The telltale symptom of herpes is cold sores. These pus-filled blisters typically form around your lips and signal an outbreak of herpes. As for genital herpes, you could experience painful, burning urination as well as sores on and around your genitals. The tests frequently used to test for herpes include:
- Viral culture: This test utilizes samples or scrapings from the sores for lab analyses.
- Blood test: Blood tests are useful for detecting HSV antibodies existing in the blood, indicating a preexisting herpes infection.
- Polymerase chain reaction (PCR) test: The PCR test copies your DNA through your blood, tissue from a sore, or spinal fluid. This DNA is used to detect the presence of HSV and define what type you have.
There is no treating the virus itself, but most HPV warts go away without any special care. However, if the symptoms get increasingly difficult and disturbing, you have some options to treat them. You can either take medication or go through a surgery to remove genital warts. Generally, HPV medication comes in topical creams and resins you apply directly to the affected areas, including:
- Imiquimod (Aldara, Zyclara)
- Podophyllin and podofilox (Condylox)
- Trichloroacetic acid
- Sinecatechins (Veregen)
Similar to HPV, herpes itself cannot be treated. For cold sores, they typically go away on their own after a few weeks. However, genital herpes symptoms may be a bit tougher. Treating the symptoms may help reduce the duration and severity of an outbreak. Medication may not eliminate the virus, but it can make life with it very manageable.
The three major drugs doctors prescribe for genital herpes are:
Additionally, there are two ways people medicate:
- Intermittent treatment: Intermittent treatment involves medicating only when flare-ups or outbreaks occur.
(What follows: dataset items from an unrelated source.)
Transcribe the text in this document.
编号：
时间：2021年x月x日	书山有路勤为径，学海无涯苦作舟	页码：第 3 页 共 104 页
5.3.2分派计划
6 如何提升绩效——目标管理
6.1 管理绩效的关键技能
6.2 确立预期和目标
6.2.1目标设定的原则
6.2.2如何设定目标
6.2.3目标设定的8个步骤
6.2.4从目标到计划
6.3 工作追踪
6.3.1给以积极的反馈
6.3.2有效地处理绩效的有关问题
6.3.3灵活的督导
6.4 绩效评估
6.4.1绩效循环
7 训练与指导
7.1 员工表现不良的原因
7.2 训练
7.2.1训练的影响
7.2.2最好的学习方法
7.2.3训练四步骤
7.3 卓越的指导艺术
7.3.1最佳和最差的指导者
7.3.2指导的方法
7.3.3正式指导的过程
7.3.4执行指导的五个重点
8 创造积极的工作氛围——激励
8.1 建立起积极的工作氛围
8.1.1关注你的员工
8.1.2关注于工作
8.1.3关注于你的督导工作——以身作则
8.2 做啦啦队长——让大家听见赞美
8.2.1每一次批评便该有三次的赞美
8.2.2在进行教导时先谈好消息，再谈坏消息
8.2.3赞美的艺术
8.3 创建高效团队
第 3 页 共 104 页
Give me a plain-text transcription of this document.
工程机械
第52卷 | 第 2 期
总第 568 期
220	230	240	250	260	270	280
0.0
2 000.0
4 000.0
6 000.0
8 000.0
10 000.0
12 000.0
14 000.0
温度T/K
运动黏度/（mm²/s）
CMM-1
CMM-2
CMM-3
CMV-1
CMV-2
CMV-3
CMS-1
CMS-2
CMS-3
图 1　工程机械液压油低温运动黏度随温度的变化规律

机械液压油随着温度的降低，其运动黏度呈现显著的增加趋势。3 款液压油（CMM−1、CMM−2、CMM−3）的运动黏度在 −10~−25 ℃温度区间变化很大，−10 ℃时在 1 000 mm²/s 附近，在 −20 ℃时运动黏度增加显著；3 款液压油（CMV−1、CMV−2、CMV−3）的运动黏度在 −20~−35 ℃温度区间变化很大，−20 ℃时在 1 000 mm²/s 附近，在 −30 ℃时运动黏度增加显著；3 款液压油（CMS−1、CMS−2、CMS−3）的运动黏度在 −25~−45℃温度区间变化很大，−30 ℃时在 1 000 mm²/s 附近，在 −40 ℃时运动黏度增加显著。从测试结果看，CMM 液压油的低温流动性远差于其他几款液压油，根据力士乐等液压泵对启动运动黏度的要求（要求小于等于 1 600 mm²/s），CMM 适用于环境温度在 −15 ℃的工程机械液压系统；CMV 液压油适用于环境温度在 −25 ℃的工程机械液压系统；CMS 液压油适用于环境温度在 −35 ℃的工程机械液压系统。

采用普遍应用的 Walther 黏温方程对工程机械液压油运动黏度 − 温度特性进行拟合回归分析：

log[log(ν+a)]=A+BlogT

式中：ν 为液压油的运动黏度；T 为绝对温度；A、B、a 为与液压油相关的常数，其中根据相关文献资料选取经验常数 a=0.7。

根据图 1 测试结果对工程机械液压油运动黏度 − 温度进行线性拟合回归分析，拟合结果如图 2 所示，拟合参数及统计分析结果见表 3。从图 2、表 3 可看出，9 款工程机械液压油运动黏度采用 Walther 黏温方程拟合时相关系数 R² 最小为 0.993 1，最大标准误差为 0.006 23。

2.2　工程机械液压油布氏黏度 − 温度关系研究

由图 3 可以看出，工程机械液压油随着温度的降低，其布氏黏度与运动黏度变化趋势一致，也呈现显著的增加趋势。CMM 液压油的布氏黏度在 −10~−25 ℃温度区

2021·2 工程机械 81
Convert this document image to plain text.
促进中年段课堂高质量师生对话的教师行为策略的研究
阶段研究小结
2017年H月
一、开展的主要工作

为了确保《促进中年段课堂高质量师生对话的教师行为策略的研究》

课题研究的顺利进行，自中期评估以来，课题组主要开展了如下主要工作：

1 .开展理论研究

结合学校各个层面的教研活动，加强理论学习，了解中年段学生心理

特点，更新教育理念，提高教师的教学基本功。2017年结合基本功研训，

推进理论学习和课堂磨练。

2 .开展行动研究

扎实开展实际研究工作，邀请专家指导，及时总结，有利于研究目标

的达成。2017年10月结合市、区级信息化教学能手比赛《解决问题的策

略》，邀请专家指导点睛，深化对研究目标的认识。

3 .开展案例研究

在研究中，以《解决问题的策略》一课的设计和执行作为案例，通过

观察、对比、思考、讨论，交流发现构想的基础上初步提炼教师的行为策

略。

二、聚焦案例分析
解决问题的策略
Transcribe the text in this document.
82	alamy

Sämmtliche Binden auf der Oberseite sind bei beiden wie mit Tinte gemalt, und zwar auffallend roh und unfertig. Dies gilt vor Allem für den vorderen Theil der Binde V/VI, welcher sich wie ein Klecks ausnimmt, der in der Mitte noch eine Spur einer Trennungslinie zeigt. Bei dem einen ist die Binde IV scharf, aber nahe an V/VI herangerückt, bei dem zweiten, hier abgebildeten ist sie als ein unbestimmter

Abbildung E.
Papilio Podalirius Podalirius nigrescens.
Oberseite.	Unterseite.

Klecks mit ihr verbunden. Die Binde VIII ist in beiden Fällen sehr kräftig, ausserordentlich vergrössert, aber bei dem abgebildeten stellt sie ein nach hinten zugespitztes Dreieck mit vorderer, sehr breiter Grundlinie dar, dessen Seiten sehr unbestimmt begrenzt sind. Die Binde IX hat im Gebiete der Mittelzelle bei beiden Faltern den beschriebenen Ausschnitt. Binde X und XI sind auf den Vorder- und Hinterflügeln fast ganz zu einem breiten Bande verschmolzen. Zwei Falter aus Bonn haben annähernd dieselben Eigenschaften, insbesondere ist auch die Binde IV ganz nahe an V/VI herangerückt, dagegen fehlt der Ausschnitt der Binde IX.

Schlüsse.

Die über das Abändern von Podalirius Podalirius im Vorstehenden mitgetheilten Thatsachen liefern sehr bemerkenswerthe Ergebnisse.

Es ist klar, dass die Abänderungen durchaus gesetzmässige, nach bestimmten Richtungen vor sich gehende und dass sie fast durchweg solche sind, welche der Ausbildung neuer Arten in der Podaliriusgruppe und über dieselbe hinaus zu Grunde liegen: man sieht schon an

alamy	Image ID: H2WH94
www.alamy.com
- Suppressive treatment: Suppressive treatment means taking antiviral medication on a daily or nearly daily basis to ensure that outbreaks arise much less frequently. Patients who’ve taken this approach have seen a drastic improvement (about a 70-80% reduction of outbreaks) in their symptoms.
Living with the viruses
Living with the viruses may pose challenges, but it doesn’t have to be impossible. In fact, many patients are able to maintain a fulfilling sex life despite carrying infections. While the greatest way to prevent HPV and herpes is abstinence, it isn’t exactly the most practical solution. Applying safe and hygienic sex practices drastically lessens your chances of contracting these infections, and regular STI testing will keep you aware and educated of your condition.